OpenAI、フラッグシップモデル「GPT-6 Astra」を公開

OpenAI、フラッグシップモデル「GPT-6 Astra」を公開
文字サイズ

OpenAI は 2026 年 9 月 3 日、最新モデル「GPT-6 Astra」を主要パートナー企業向けに先行公開しました。翌 9 月 4 日には有料ユーザーへの一般提供も開始され、ChatGPT の各プランや API 経由での展開も数日以内に予定されています。

OpenAI はこのモデルを「世界で最もインテリジェントかつ安全なモデル」と位置づけており、社長の Greg Brockman は「このモデルは、後に AGI(汎用人工知能)の実現と見なされる可能性がある」と発言しました。OpenAI が定義する AGI とは、「経済的に価値あるほぼすべての業務を、人間の指示や介入なしに自律的かつ人間と同等以上の水準でこなせる自動化システム」を指します。特定のタスクに特化した従来の AI とは異なり、幅広い分野で人間の代わりに判断・実行できる点が特徴としています。

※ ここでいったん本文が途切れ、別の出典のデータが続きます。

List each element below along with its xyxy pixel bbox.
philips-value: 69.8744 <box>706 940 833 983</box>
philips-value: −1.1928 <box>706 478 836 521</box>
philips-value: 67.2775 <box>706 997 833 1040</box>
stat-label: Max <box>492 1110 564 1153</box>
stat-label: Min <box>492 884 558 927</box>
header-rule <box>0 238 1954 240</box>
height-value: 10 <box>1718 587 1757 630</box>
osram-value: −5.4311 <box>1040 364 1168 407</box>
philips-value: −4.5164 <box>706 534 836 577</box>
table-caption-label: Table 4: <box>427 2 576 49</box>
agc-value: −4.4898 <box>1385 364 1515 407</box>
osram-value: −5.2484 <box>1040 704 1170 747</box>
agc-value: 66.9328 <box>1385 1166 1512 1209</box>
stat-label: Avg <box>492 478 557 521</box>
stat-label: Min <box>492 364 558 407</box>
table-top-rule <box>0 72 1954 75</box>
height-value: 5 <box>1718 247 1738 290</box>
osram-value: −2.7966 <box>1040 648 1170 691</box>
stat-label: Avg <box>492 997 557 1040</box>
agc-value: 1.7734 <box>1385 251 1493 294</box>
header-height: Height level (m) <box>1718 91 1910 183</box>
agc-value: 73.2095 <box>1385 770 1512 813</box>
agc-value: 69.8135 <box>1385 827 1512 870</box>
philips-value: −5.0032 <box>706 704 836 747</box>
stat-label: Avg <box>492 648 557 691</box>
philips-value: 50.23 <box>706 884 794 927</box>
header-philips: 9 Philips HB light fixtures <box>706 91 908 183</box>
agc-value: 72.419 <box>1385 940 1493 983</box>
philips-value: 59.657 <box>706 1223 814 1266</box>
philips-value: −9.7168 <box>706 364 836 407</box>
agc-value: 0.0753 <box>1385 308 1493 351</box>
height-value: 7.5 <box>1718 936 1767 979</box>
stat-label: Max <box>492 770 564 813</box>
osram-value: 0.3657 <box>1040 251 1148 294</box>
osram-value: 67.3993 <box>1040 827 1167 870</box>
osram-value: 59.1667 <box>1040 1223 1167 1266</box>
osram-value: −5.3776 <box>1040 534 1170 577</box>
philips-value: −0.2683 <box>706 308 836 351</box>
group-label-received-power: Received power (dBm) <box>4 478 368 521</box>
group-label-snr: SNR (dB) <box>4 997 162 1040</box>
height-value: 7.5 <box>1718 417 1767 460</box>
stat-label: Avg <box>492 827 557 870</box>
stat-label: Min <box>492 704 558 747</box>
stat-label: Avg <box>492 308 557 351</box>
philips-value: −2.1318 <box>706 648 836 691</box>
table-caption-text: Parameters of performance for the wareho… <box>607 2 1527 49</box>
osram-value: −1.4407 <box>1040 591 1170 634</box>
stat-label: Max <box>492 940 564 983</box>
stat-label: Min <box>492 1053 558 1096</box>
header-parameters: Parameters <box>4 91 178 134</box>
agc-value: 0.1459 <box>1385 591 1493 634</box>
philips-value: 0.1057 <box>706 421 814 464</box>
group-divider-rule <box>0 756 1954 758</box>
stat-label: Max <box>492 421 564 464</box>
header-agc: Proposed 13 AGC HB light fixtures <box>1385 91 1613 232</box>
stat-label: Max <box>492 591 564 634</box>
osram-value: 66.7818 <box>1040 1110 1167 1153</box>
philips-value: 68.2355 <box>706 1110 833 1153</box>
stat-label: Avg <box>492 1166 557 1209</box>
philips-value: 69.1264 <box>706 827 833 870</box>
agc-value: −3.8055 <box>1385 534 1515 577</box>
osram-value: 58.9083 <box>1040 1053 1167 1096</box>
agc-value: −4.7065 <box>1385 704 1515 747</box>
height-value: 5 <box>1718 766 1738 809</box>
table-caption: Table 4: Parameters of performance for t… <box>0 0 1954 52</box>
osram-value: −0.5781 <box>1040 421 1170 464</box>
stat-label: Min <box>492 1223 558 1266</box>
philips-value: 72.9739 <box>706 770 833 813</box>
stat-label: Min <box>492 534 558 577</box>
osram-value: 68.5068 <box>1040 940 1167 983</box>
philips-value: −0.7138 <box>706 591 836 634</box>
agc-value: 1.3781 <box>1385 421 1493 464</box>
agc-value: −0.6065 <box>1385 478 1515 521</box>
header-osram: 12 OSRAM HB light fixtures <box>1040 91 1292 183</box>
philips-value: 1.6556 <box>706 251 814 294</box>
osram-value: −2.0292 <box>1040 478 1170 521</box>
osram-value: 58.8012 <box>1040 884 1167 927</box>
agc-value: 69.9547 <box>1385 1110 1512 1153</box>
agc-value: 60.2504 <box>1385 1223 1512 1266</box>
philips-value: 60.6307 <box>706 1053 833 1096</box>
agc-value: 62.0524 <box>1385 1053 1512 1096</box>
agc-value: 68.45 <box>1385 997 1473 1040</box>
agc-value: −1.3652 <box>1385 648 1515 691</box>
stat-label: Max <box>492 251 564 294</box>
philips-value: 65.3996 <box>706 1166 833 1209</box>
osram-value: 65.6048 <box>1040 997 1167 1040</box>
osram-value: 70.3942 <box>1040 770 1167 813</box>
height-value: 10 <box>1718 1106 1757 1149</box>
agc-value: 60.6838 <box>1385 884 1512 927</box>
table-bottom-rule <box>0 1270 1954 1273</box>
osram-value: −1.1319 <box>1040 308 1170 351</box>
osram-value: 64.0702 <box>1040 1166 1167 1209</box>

性能面では、同社が公表したベンチマークで複数の最高スコアを記録しています。大学院レベルの科学問題を問う GPQA Diamond では 96.0 %を達成し、汎用知能テスト ARC-AGI-3 でも 99.9 %という数字を残しました。ただし、独立機関 Artificial Analysis による評価では、競合モデルの Fable 5.1 に劣る場面もあり、すべての指標で首位というわけではありません。業界関係者の間でも「性能のムラはまだある」との見方が聞かれます。

セキュリティの観点では、Astra は OpenAI 社内の安全基準で最高リスク区分に初めて分類されたモデルです。テスト環境では未知のサイバー攻撃手法を自律的に発見できることが確認されており、悪用リスクへの懸念から、公開版では攻撃的なセキュリティ関連のリクエストを厳しく制限しています。

API の利用料金は入力 100 万トークンあたり 10 ドル(約 1,500 円)、出力は 50 ドル(約 7,500 円)です。

CEO の Sam Altman は「起業や科学的発見の新たなブームが始まる」と期待を語る一方、AI 研究者の Toby Walsh 教授は「AI の賢さはまだ場面によって大きく異なる」と指摘しており、今後の実用性をめぐる議論は続きそうです。